Cleerly raises $192 Million

Health care company Cleerly has raised $192 million in a series C financing round led by funds and accounts advised by T. Rowe Price Associates, Inc. and T. Rowe Price Investment Management, Inc., and Fidelity Management and Research Company . They are joined by Sands Capital, Piper Sandler’s Merchant Banking and Heartland Healthcare Capital funds, Mirae Asset Capital, Peter Thiel, Breyer Capital, Novartis, Vensana Capital, LRVHealth, New Leaf Ventures, Cigna Ventures and DigiTx Partners. To date, the company raised $248 million.

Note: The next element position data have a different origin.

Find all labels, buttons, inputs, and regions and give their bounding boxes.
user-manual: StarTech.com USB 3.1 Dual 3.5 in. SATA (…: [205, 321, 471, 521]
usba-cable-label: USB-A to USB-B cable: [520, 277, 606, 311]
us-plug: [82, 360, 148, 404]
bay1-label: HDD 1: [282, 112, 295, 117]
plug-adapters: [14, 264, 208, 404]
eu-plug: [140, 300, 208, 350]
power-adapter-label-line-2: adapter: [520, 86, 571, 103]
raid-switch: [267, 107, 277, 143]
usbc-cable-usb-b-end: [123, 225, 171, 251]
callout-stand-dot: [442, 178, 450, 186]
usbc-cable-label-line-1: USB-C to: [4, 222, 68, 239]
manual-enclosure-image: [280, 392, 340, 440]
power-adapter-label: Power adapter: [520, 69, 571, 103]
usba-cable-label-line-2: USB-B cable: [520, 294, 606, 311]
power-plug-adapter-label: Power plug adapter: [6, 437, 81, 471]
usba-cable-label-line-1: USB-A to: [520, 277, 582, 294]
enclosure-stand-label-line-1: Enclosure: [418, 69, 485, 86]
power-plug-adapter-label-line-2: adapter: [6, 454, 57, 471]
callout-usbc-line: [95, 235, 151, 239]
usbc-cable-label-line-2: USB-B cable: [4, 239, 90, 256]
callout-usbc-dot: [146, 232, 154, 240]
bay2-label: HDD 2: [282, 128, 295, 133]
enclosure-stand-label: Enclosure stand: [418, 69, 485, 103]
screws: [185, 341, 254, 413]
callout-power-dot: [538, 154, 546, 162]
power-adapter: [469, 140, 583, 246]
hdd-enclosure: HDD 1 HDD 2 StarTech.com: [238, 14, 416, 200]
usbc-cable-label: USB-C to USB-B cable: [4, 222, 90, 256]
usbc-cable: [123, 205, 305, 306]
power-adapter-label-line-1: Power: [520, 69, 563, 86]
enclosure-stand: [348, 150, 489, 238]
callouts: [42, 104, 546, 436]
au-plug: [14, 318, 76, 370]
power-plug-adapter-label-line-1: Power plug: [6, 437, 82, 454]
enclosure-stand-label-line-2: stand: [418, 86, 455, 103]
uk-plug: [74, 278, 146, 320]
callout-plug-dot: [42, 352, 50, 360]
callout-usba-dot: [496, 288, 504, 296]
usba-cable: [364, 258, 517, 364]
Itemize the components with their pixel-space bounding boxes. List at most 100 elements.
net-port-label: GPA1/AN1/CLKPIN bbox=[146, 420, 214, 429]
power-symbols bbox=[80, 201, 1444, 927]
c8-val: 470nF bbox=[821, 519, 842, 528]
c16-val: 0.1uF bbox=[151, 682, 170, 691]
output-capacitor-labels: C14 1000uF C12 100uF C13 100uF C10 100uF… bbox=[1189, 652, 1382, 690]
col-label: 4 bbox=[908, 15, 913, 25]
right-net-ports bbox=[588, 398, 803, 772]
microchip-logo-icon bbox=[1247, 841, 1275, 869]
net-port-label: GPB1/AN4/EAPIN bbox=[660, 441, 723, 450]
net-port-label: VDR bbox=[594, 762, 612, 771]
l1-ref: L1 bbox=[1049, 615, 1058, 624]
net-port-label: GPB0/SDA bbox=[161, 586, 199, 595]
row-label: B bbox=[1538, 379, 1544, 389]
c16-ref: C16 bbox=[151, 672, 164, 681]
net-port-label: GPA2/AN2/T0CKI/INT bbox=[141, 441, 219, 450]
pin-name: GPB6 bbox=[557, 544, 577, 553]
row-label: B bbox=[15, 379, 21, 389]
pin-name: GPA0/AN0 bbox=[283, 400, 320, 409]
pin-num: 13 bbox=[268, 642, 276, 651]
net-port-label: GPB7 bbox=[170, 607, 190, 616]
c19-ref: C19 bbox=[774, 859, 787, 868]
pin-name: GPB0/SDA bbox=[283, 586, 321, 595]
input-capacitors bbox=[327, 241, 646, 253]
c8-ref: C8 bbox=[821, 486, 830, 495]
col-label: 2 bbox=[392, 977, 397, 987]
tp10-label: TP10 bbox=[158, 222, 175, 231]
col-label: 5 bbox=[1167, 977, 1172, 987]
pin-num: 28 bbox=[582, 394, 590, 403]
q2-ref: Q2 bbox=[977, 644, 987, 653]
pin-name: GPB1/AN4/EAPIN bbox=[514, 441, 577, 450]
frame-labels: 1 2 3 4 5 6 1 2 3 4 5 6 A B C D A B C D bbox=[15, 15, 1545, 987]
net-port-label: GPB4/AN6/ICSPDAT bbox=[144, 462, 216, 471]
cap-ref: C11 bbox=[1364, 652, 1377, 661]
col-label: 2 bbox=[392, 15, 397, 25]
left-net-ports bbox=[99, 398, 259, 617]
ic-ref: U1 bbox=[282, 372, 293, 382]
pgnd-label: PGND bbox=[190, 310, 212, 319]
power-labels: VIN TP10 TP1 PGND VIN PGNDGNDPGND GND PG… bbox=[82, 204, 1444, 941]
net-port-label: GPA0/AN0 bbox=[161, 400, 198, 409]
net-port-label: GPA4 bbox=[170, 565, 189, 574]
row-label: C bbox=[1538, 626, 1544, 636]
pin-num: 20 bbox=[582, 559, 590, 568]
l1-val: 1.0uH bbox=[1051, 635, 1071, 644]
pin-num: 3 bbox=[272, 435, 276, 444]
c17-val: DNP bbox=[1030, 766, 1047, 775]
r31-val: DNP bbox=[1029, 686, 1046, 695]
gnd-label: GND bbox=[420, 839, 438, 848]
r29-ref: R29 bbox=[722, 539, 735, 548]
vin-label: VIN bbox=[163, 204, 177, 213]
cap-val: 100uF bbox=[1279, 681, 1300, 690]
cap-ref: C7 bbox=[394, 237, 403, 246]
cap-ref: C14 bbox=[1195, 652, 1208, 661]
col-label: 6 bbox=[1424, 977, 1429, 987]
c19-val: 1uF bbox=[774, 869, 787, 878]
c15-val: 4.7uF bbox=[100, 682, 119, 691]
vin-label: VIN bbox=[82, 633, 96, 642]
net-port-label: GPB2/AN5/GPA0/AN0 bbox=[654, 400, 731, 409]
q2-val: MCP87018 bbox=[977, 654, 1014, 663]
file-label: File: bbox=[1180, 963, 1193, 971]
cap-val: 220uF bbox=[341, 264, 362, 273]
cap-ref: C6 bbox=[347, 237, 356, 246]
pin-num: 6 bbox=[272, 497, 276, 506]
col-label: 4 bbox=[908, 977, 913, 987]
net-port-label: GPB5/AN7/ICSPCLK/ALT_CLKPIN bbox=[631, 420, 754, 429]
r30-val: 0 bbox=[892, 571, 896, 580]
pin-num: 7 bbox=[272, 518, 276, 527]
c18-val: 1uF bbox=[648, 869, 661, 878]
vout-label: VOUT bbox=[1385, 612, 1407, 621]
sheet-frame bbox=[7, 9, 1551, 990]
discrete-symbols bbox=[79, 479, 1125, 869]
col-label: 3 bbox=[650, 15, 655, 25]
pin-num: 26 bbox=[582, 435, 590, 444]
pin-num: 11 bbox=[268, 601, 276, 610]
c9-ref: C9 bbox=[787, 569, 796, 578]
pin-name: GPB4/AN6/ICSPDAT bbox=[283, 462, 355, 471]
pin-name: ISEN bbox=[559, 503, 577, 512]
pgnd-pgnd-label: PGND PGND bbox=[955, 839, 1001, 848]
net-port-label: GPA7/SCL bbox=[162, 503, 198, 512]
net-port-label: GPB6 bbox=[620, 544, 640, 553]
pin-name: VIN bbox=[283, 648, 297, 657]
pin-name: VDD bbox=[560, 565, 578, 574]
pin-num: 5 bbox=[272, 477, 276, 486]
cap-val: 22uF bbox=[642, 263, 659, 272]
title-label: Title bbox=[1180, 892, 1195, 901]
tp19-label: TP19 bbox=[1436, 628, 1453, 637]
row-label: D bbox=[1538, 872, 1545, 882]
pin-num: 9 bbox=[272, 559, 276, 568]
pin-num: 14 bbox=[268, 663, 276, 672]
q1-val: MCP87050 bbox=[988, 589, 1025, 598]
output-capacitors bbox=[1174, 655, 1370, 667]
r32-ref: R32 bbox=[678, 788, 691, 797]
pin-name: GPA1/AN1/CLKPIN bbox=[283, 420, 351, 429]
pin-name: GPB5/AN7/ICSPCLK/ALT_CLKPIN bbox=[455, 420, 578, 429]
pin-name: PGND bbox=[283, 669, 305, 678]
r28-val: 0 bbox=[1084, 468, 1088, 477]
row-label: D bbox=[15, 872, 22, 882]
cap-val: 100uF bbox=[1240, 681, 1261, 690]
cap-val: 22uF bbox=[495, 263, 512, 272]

“At Cleerly, we are passionate about our mission to create a new standard of care for heart disease. We are grateful for this round of financing that will further enable our work and believe it provides a resounding vote of confidence in our vision for the future of cardiovascular care. The status quo for heart health simply isn’t good enough – for patients, providers, or payors – and our proven approach to examining for early signs of heart disease through the build-up of arterial plaque promises to deliver the change we need right now.” – James Min, MD, FACC, FESC, MSCCT, CEO and founder of Cleerly.

Founded in 2017, Cleerly’s AI-enabled approach to evaluating coronary computed tomography (CT) angiograms allows physicians to more easily identify, characterize and qualify atherosclerosis (plaque) buildup in the walls of the heart arteries. This information promotes a more accurate understanding of a patient’s risk of heart attack and represents a marked shift from the way that heart disease has been historically assessed using indirect surrogate markers of disease. These surrogates too often fail patients as predictors and miss the majority of patients who will suffer a heart attack. In fact, more than half of all patients who experience a heart attack show no symptoms before their potentially catastrophic event. When patients do present with symptoms of a cardiac event, Cleerly offers support to physicians that improves diagnostic certainty to personalize therapeutic choices that offer clinical benefit and reduce total costs of care.